Of course, there are costs associated with being proactive in this fashion. For example, multiple sourcing requires qualifying suppliers and sites in different countries. But such costs can usually be offset by reducing the share of business allocated to the higher-cost supplier and country. The advantages to being able to rapidly shift production among suppliers, factories, and countries will typically provide ample return on investment to justify these costs. The cost of mapping and monitoring has dropped in the last decade. Today, this investment is easily offset by savings in the form of reduced reliance on inventory, manual processes, and people — and a fast, responsive, and agile supply chain that remains operational, despite all the things that go wrong every few weeks.

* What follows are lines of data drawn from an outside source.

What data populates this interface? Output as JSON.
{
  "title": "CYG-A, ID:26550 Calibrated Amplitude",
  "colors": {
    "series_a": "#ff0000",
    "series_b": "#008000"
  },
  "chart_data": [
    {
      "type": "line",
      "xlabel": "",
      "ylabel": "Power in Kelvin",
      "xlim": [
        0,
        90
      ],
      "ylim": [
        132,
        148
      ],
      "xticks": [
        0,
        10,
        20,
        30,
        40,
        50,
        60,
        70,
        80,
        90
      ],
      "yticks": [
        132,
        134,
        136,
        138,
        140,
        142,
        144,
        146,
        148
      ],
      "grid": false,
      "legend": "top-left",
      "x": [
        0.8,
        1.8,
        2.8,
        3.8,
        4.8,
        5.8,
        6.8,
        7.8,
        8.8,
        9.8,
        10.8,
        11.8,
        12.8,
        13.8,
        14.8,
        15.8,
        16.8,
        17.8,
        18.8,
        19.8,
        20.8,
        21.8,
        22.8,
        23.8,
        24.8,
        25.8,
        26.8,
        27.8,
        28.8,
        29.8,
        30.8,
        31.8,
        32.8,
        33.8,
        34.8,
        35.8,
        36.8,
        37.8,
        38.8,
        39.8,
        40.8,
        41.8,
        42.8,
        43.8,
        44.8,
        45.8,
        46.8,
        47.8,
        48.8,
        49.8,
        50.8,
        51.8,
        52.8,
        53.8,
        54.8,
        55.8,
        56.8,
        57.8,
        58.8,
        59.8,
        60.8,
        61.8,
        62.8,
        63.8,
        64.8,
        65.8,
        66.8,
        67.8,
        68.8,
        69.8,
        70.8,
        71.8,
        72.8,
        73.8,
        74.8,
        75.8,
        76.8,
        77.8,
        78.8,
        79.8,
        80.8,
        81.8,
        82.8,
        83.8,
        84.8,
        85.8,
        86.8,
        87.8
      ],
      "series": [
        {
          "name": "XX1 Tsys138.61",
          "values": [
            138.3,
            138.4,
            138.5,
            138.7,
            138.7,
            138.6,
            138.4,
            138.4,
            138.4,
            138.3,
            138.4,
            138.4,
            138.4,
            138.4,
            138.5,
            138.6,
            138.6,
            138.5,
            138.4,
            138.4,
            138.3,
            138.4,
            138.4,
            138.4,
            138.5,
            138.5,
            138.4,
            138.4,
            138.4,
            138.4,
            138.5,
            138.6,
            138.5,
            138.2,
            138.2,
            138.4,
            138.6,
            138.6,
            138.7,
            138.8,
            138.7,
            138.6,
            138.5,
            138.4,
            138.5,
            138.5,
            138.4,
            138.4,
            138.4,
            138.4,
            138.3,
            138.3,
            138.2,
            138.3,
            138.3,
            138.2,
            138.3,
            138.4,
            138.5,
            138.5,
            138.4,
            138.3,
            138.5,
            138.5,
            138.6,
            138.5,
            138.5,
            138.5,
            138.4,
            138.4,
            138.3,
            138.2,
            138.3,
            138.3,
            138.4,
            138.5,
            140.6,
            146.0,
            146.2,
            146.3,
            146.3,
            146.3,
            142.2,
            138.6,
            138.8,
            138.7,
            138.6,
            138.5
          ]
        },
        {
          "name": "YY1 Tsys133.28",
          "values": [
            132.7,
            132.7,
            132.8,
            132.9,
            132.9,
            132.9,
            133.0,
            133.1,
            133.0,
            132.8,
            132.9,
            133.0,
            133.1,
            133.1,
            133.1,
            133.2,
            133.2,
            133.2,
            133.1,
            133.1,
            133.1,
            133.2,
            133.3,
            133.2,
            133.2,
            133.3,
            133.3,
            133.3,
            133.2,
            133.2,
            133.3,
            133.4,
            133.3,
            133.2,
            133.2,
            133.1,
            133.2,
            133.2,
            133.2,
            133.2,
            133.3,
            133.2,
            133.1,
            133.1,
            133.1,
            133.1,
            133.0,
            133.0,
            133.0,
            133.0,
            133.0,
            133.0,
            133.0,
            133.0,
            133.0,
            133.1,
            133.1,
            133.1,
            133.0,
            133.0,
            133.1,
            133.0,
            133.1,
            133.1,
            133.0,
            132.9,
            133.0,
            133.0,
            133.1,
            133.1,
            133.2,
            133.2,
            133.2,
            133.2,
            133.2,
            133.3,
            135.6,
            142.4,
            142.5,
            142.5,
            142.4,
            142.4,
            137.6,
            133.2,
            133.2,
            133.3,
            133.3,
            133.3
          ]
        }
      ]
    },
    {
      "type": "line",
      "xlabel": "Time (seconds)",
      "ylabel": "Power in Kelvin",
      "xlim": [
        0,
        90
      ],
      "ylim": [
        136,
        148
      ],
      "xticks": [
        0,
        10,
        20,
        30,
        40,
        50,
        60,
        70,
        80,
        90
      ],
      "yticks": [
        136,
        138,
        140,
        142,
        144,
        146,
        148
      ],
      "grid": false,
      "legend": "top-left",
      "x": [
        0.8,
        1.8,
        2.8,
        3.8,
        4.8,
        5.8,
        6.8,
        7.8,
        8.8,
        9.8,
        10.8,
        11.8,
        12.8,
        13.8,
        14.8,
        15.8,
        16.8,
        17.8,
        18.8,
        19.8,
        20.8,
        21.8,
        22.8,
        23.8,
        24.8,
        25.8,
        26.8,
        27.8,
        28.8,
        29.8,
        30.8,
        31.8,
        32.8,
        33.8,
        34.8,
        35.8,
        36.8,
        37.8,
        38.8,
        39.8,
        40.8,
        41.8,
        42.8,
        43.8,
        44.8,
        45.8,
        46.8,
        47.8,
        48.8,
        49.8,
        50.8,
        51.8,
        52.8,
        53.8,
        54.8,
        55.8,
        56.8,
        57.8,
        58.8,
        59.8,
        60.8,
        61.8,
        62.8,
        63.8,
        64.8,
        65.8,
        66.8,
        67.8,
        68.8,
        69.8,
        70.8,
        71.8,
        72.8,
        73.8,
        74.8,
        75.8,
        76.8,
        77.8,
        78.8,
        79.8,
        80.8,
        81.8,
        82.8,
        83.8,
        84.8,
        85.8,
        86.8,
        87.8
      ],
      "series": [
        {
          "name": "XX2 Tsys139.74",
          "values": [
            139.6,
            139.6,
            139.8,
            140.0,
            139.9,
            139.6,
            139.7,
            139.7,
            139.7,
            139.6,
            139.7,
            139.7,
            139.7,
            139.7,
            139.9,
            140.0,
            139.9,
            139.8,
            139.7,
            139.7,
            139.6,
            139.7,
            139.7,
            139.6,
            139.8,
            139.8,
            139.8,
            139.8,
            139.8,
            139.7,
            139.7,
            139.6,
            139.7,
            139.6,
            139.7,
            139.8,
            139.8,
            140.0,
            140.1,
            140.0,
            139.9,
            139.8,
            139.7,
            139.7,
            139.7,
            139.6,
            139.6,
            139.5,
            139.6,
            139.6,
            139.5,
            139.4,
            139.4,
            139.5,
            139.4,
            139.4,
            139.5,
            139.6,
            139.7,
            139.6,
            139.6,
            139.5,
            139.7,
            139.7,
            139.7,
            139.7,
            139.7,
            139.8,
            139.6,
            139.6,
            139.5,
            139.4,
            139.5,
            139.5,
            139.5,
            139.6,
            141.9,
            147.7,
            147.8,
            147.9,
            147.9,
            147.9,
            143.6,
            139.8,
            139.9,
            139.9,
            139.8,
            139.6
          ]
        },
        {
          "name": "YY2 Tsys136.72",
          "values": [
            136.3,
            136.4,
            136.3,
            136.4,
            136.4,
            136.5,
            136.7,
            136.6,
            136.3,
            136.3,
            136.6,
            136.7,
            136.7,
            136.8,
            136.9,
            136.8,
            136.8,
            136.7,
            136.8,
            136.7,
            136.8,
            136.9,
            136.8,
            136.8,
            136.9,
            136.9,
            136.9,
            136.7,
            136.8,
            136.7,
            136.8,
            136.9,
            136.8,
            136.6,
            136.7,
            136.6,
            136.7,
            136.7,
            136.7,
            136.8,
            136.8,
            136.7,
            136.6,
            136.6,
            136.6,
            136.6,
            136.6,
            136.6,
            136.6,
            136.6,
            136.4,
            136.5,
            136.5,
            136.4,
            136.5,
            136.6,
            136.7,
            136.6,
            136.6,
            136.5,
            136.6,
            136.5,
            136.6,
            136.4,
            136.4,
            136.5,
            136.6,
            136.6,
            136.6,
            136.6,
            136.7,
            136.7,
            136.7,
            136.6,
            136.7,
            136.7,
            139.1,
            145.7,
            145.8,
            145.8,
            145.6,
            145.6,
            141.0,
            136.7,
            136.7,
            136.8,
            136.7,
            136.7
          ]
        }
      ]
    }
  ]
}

In the first few weeks of January 2020, companies that had mapped their supply chain already knew which parts and raw materials were originating in the Wuhan and Hubei areas and, as a result, could bypass the frantic hunt for information and fast-track their responses.
The coronavirus epidemic teaches us — once again — that a robust supplier-monitoring system that maps sub-tier dependencies is a basic requirement for today’s supply chain and sourcing professionals.